A post by Virtualapiz, "Are we talking about the same thing?" sums up a bit of where I am right now. Doubts, work stresses, anxiety from my non-tango life are filtering into my dancing. And I catch myself wondering, does my leader see/feel this dance the way I do? I enjoy dancing with him, but does he enjoy dancing with me? Am I weighing down his shoulder? Pulling him off his axis? Giving back enough energy?
When I first started tango, I didn't know enough to know how badly I was doing. In that state - I was completely open to the experience - to everything anyone would teach me. It seems now that I know just enough to doubt everything else. As another tango blogger quoted from the book, The Shack - in the beginning, I was in a state of expectancy - not expectation.

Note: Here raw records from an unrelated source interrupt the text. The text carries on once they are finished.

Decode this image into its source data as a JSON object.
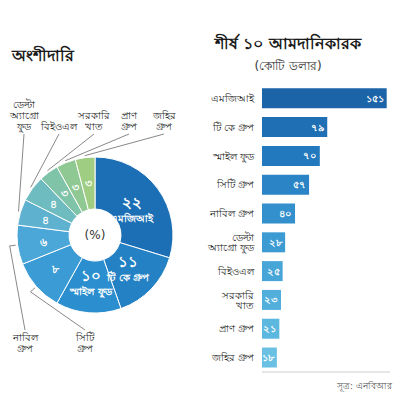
{
  "chart_data": [
    {
      "type": "pie",
      "title": "অংশীদারি",
      "annotation": "(%)",
      "categories": [
        "এমজিআই",
        "টি কে গ্রুপ",
        "স্মাইল ফুড",
        "সিটি গ্রুপ",
        "নাবিল গ্রুপ",
        "ডেল্টা অ্যাগ্রো ফুড",
        "বিইওএল",
        "সরকারি খাত",
        "প্রাণ গ্রুপ",
        "জহির গ্রুপ"
      ],
      "values": [
        22,
        11,
        10,
        8,
        6,
        4,
        4,
        3,
        3,
        3
      ],
      "value_labels": [
        "২২",
        "১১",
        "১০",
        "৮",
        "৬",
        "৪",
        "৪",
        "৩",
        "৩",
        "৩"
      ],
      "colors": [
        "#1d6fb5",
        "#2381c4",
        "#2b8fcf",
        "#3a9bd5",
        "#4ba7d8",
        "#5fb2cf",
        "#6fbcc0",
        "#7fc3a9",
        "#90c893",
        "#9fcd82"
      ],
      "data_labels": true
    },
    {
      "type": "bar",
      "orientation": "horizontal",
      "title": "শীর্ষ ১০ আমদানিকারক",
      "subtitle": "(কোটি ডলার)",
      "categories": [
        "এমজিআই",
        "টি কে গ্রুপ",
        "স্মাইল ফুড",
        "সিটি গ্রুপ",
        "নাবিল গ্রুপ",
        "ডেল্টা অ্যাগ্রো ফুড",
        "বিইওএল",
        "সরকারি খাত",
        "প্রাণ গ্রুপ",
        "জহির গ্রুপ"
      ],
      "values": [
        151,
        79,
        70,
        57,
        40,
        28,
        25,
        23,
        21,
        18
      ],
      "value_labels": [
        "১৫১",
        "৭৯",
        "৭০",
        "৫৭",
        "৪০",
        "২৮",
        "২৫",
        "২৩",
        "২১",
        "১৮"
      ],
      "colors": [
        "#1c64a8",
        "#1f6fb4",
        "#2279bd",
        "#2a84c5",
        "#3390cd",
        "#3d9bd3",
        "#47a5d8",
        "#52afdc",
        "#5db8df",
        "#69c0e2"
      ],
      "xlim": [
        0,
        155
      ],
      "data_labels": true,
      "tick_labels": "y",
      "annotation": "সূত্র: এনবিআর"
    }
  ]
}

Now I catch myself constantly questioning - shouldn't I be better than this by now? Shouldn't I be able to push my leg back further by now? Should I still be missing cross leads? Why am I still tilting on my axis during ochos?
During practica, a leader told me to push further back with my leg, saying, "I shouldn't feel your leg here." He led the step again, and again my leg was in the way. "Further than that," he said. I snapped back, "I can't go back any further!"
Where did that come from? Why was I suddenly defensive about a step? Was I just tired? Bitchy? PMS?
That's not the only thing I'm questioning. Am I spending too much time dancing with the same 1 or 2 leaders because I don't want to leave my comfort zone? Do I feel (to my partner) negative when I dance? I need tango these days - I need the milongas for the energy and, conversely, the peacefulness, that I get from them. But am I giving that energy back - or am I only taking?
How much of this is my tango and how much of this is insecurity in my life - the non-tango place I live? I need to be in the moment of the dance, the music, my partner - not carrying with me all of the weight of day/week/life. There's no room in the dance for that baggage - but there it is, weighing down my legs.
I know better than this. It's time to go back to the beginning, to where I started the journey, and get back on the right track again.